The library, located in the north wing, opened in 1926. It housed 2,000 volumes and could seat approximately 85 students. The room was furnished with oak tables with “battleship linoleum writing surfaces.” The upper parts of the walls were painted white while the lower walls were of greenish-brown stained woodwork.

Roosevelt did not have an easy time remaining open. It was first threatened with closure in 1929, but it weathered the threat and continued to grow for the next two decades. During the 1950s, however, education trends began to shift away from university maintained laboratory schools. The first of these to close shut its doors in 1955, and in 1961, Roosevelt was again threatened with closure. Again, it survived, but time was running out. In 1966, the Educational Appropriation Act (Public Act 285) passed the state congress.

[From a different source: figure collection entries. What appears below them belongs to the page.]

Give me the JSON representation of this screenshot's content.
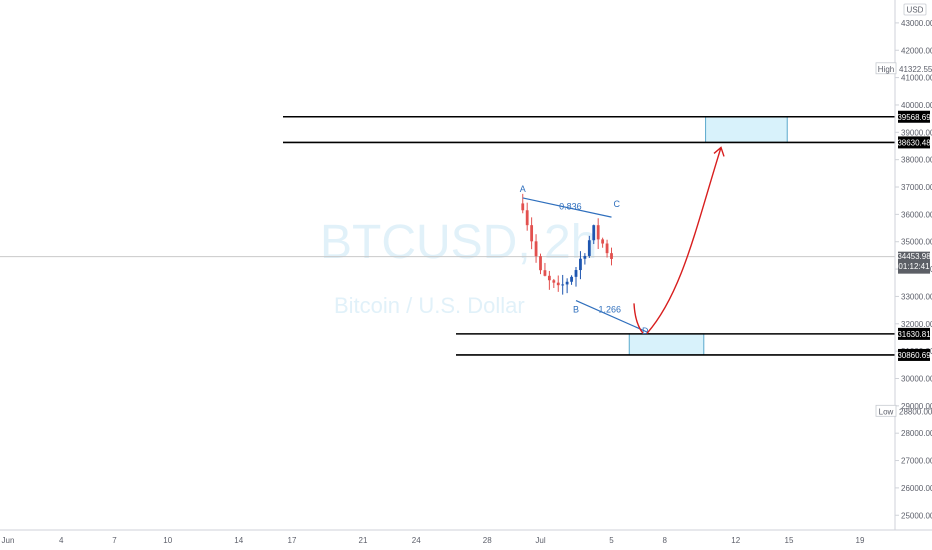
{
  "chart_data": {
    "type": "candlestick",
    "title": "",
    "watermark": {
      "symbol": "BTCUSD, 2h",
      "name": "Bitcoin / U.S. Dollar"
    },
    "currency": "USD",
    "x_ticks": [
      "Jun",
      "4",
      "7",
      "10",
      "14",
      "17",
      "21",
      "24",
      "28",
      "Jul",
      "5",
      "8",
      "12",
      "15",
      "19"
    ],
    "y_ticks": [
      25000,
      26000,
      27000,
      28000,
      29000,
      30000,
      31000,
      32000,
      33000,
      34000,
      35000,
      36000,
      37000,
      38000,
      39000,
      40000,
      41000,
      42000,
      43000
    ],
    "ylim": [
      24700,
      43800
    ],
    "high": {
      "label": "High",
      "value": "41322.55"
    },
    "low": {
      "label": "Low",
      "value": "28800.00"
    },
    "last_price": {
      "value": "34453.98",
      "countdown": "01:12:41"
    },
    "levels": [
      {
        "value": 39568.69,
        "label": "39568.69"
      },
      {
        "value": 38630.48,
        "label": "38630.48"
      },
      {
        "value": 31630.81,
        "label": "31630.81"
      },
      {
        "value": 30860.69,
        "label": "30860.69"
      }
    ],
    "target_zone": {
      "from": 38630.48,
      "to": 39568.69
    },
    "support_zone": {
      "from": 30860.69,
      "to": 31630.81
    },
    "pattern_points": [
      {
        "name": "A",
        "date": "Jun 30",
        "price": 36600
      },
      {
        "name": "B",
        "date": "Jul 3",
        "price": 32850
      },
      {
        "name": "C",
        "date": "Jul 5",
        "price": 35900
      },
      {
        "name": "D",
        "date": "Jul 7",
        "price": 31700
      }
    ],
    "ratios": [
      {
        "label": "0.836",
        "between": "A-C"
      },
      {
        "label": "1.266",
        "between": "B-D"
      }
    ],
    "projection": {
      "from": {
        "date": "Jul 7",
        "price": 31650
      },
      "to": {
        "date": "Jul 11",
        "price": 38630
      }
    },
    "series_anchor_points": [
      {
        "date": "May 31",
        "price": 37300
      },
      {
        "date": "Jun 1",
        "price": 36300
      },
      {
        "date": "Jun 2",
        "price": 38000
      },
      {
        "date": "Jun 3",
        "price": 39200
      },
      {
        "date": "Jun 4",
        "price": 37000
      },
      {
        "date": "Jun 5",
        "price": 36000
      },
      {
        "date": "Jun 6",
        "price": 35600
      },
      {
        "date": "Jun 7",
        "price": 35500
      },
      {
        "date": "Jun 8",
        "price": 32500
      },
      {
        "date": "Jun 9",
        "price": 35500
      },
      {
        "date": "Jun 10",
        "price": 36800
      },
      {
        "date": "Jun 11",
        "price": 37000
      },
      {
        "date": "Jun 12",
        "price": 35600
      },
      {
        "date": "Jun 13",
        "price": 36600
      },
      {
        "date": "Jun 14",
        "price": 40500
      },
      {
        "date": "Jun 15",
        "price": 40600
      },
      {
        "date": "Jun 16",
        "price": 39700
      },
      {
        "date": "Jun 17",
        "price": 38600
      },
      {
        "date": "Jun 18",
        "price": 37800
      },
      {
        "date": "Jun 19",
        "price": 35900
      },
      {
        "date": "Jun 20",
        "price": 35700
      },
      {
        "date": "Jun 21",
        "price": 32800
      },
      {
        "date": "Jun 22",
        "price": 30800
      },
      {
        "date": "Jun 23",
        "price": 33600
      },
      {
        "date": "Jun 24",
        "price": 34500
      },
      {
        "date": "Jun 25",
        "price": 32000
      },
      {
        "date": "Jun 26",
        "price": 31800
      },
      {
        "date": "Jun 27",
        "price": 33700
      },
      {
        "date": "Jun 28",
        "price": 34700
      },
      {
        "date": "Jun 29",
        "price": 35500
      },
      {
        "date": "Jun 30",
        "price": 36400
      },
      {
        "date": "Jul 1",
        "price": 33800
      },
      {
        "date": "Jul 2",
        "price": 33200
      },
      {
        "date": "Jul 3",
        "price": 34000
      },
      {
        "date": "Jul 4",
        "price": 35400
      },
      {
        "date": "Jul 5",
        "price": 34454
      }
    ]
  },
  "colors": {
    "up": "#1e56b0",
    "down": "#e2504e",
    "zone": "#d8f2fb",
    "zone_border": "#5aa9cc",
    "projection": "#d81e1e",
    "pattern": "#2f6fbd",
    "axis_text": "#5d606b",
    "tag_bg": "#5c5f66"
  }
}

It required that Roosevelt School be completely phased out by June 1969. Roosevelt School’s career had come to an end and so had the tradition of a university laboratory school, begun in 1853 with cramped classrooms in the Old Main building.

One student, saddened by the close of the school published this eulogy in the Rough Rider, Roosevelt School student newspaper:

“Since it must go
Let it go out in a style
Typical of Roosevelt…
With dignity…
The school is dead
Long live the school.”

In 1973 Roosevelt was remodeled and expanded to be used as EMU classroom space. A $2.1 million dollar appropriation made it possible to update Roosevelt for the Home Economics and Military Science Departments. Three-quarters of the space was granted to Home Economics allowing it an opportunity for more extensive research and consulting. The military facilities included a gun range in the basement that could accommodate 20 people at a time. A minor in military science was available from the school.

Today the building still houses the Military Science Department but also house the Department of Human, Environmental, and Consumer Resources.